Carol Lara lleva dos días sin separarse de la televisión y del teléfono para mantenerse informada de todo lo que sucede en su país. Allí, en Quito, vive toda su familia; aquí, en Santander, lo hace ella junto a su marido y su hija. «Es muy duro estar tan lejos de los tuyos en momentos como estos», señala esta ecuatoriana que lleva 16 años viviendo en España. «Por fortuna ellos están bien, nos vamos tranquilizando a través de las redes sociales y el whassap», vías de comunicación utilizadas ante el colapso de los teléfonos. «En Quito las réplicas han sido menos fuertes que en la costa, pero mis familiares están bastante asustados. Desde aquí intentamos tranquilizarles y ayudarles enviando dinero a través de la Cruz Roja; es todo lo que podemos hacer por ahora», relata Carol Lara, «impresionada» por la magnitud del terremoto, el mayor que ha sacudido a Ecuador desde 1979 y uno de los peores que ha sufrido América Latina en la última década. «Da mucha pena ver a nuestro país así; es tremendo», lamenta.

Katherine Rivas se muestra «desesperada»: dos días después de que la tierra temblará en todo el noroeste de Ecuador y de que se hayan producido más de dos centenares de réplicas, aún no ha podido hablar con su padre. Él reside en la región de Manabi, al sur de Esmeralda, otra de las zonas que sacudió el terremoto con especial vehemencia. «Me dicen que está bien, pero hasta que contacte directamente con él, no me quedaré tranquila. Todaslas líneas están saturadas, con el Consulado es imposible hablar, es muy frustrante», relata esta joven estudiante de Turismo en la Escuela Universitaria Altamira.

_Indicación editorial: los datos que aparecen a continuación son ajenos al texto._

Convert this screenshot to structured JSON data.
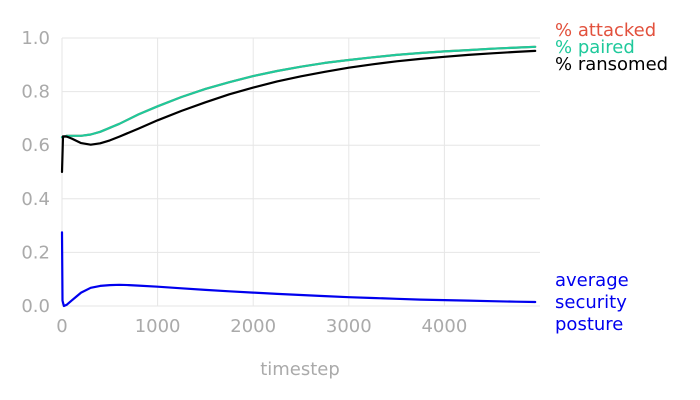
{
  "chart_data": {
    "type": "line",
    "xlabel": "timestep",
    "ylabel": "",
    "xlim": [
      0,
      5000
    ],
    "ylim": [
      0,
      1.0
    ],
    "x_ticks": [
      0,
      1000,
      2000,
      3000,
      4000
    ],
    "x_tick_labels": [
      "0",
      "1000",
      "2000",
      "3000",
      "4000"
    ],
    "y_ticks": [
      0.0,
      0.2,
      0.4,
      0.6,
      0.8,
      1.0
    ],
    "y_tick_labels": [
      "0.0",
      "0.2",
      "0.4",
      "0.6",
      "0.8",
      "1.0"
    ],
    "grid": true,
    "legend": "direct labels at right end of lines",
    "series": [
      {
        "name": "% attacked",
        "color": "#e2513d",
        "x": [
          0,
          50,
          100,
          200,
          300,
          400,
          500,
          600,
          800,
          1000,
          1250,
          1500,
          1750,
          2000,
          2250,
          2500,
          2750,
          3000,
          3250,
          3500,
          3750,
          4000,
          4250,
          4500,
          4750,
          4950
        ],
        "y": [
          0.63,
          0.635,
          0.635,
          0.635,
          0.64,
          0.65,
          0.665,
          0.68,
          0.715,
          0.745,
          0.78,
          0.81,
          0.835,
          0.858,
          0.877,
          0.893,
          0.907,
          0.918,
          0.928,
          0.937,
          0.944,
          0.95,
          0.955,
          0.96,
          0.964,
          0.967
        ]
      },
      {
        "name": "% paired",
        "color": "#1fc99b",
        "x": [
          0,
          50,
          100,
          200,
          300,
          400,
          500,
          600,
          800,
          1000,
          1250,
          1500,
          1750,
          2000,
          2250,
          2500,
          2750,
          3000,
          3250,
          3500,
          3750,
          4000,
          4250,
          4500,
          4750,
          4950
        ],
        "y": [
          0.63,
          0.635,
          0.635,
          0.635,
          0.64,
          0.65,
          0.665,
          0.68,
          0.715,
          0.745,
          0.78,
          0.81,
          0.835,
          0.858,
          0.877,
          0.893,
          0.907,
          0.918,
          0.928,
          0.937,
          0.944,
          0.95,
          0.955,
          0.96,
          0.964,
          0.967
        ]
      },
      {
        "name": "% ransomed",
        "color": "#000000",
        "x": [
          0,
          10,
          50,
          100,
          200,
          300,
          400,
          500,
          600,
          800,
          1000,
          1250,
          1500,
          1750,
          2000,
          2250,
          2500,
          2750,
          3000,
          3250,
          3500,
          3750,
          4000,
          4250,
          4500,
          4750,
          4950
        ],
        "y": [
          0.5,
          0.633,
          0.632,
          0.625,
          0.608,
          0.602,
          0.607,
          0.618,
          0.632,
          0.662,
          0.693,
          0.728,
          0.76,
          0.79,
          0.815,
          0.838,
          0.857,
          0.874,
          0.889,
          0.902,
          0.913,
          0.922,
          0.93,
          0.937,
          0.943,
          0.948,
          0.952
        ]
      },
      {
        "name": "average security posture",
        "label_lines": [
          "average",
          "security",
          "posture"
        ],
        "color": "#0000ee",
        "x": [
          0,
          5,
          20,
          50,
          100,
          150,
          200,
          300,
          400,
          500,
          600,
          700,
          800,
          1000,
          1250,
          1500,
          1750,
          2000,
          2250,
          2500,
          2750,
          3000,
          3250,
          3500,
          3750,
          4000,
          4250,
          4500,
          4750,
          4950
        ],
        "y": [
          0.275,
          0.02,
          0.0,
          0.005,
          0.02,
          0.035,
          0.05,
          0.068,
          0.075,
          0.078,
          0.079,
          0.078,
          0.076,
          0.072,
          0.066,
          0.06,
          0.055,
          0.05,
          0.045,
          0.041,
          0.037,
          0.033,
          0.03,
          0.027,
          0.024,
          0.022,
          0.02,
          0.018,
          0.016,
          0.015
        ]
      }
    ]
  }
}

Nacida en la localidad ecuatoriana de Santo Domingo hace casi 24 años, Katherine Rivas reside desde los 14 en Santander junto a su madre y sus cuatro hermanos. «Mi tío se salvó de milagro, su casa se derrumbó nada más salir de ella», cuenta con un nudo en la garganta. Desde que se levantaron el domingo, ella y su familia se quedaron «impresionados» con la dimensión de la tragedia, que se multiplicó cada minuto que pasaba al conocer que la zona en la que habían vivido era de las más arrasadas. «Mi madre no para de llorar y a mí no me salen las palabras», expresa compungida.

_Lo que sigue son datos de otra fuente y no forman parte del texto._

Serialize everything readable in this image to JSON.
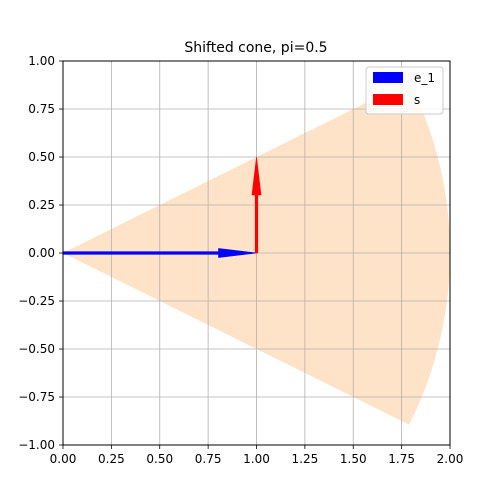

En Pedernales, pueblo costero de Manabi que ha quedado completamente destrozado por el seísmo, tenía intención de abrir el próximo año un establecimiento hotelero, un pequeño negocio de turismo rural, una vez terminase sus estudios. Una esperanza que también se ha llevado por delante el terremoto. «Allí los hoteles, escuelas y viviendas se han venido abajo; las carreteras están abiertas, partidas por la mitad... Es un horror», cuenta Rivas, que está segura de que «va a haber muchos más muertos» que las cifras que transmiten ahora las autoridades.

Jesús Pinos tiene el corazón en un puño. Lleva desde el domingo intentando comunicarse con su padre, sus hermanos y sus amigos de la escuela, todos ellos de Guayaquil, con la esperanza de saber que se encuentran bien. Por fortuna, el paso de las horas ha ido dejando mensajes tranquilizadores en cuanto a sus allegados, pero no en cuanto a la dimensión de una desgracia «enorme, muy grande, incalculable». Este estudiante de Derecho en la Universidad de Cantabria, que lleva once de sus 24 años en nuestra región, junto a su madre y la otra parte de su familia, lamenta que la desgracia se haya cebado en un país en vías de desarrollo como el suyo. «Lo poco que tenían mis compatriotas lo han perdido todo: se han quedado sin ropa, sin comida, sin casa...», advierte. Por ello, tiene previsto iniciar una campaña de recogida de ropa a través de la universidad que intentará luego enviar a su país por medio de la embajada. Es su manera de aportar su granito de arena.

Pinos lamenta también la escasa repercusión internacional de la tragedia de Ecuador en comparación con otros sucesos recientes. «¿Por qué todos fuimos de París o de Bruselas tras los atentados y ahora no somos de Ecuador? Echo en falta un sentimiento de dolor colectivo de la sociedad y una mayor difusión de los medios de comunicación. Es frustrante ver el escaso apoyo que tenemos cuando estamos hablando de 350 muertos, que serán muchos más...».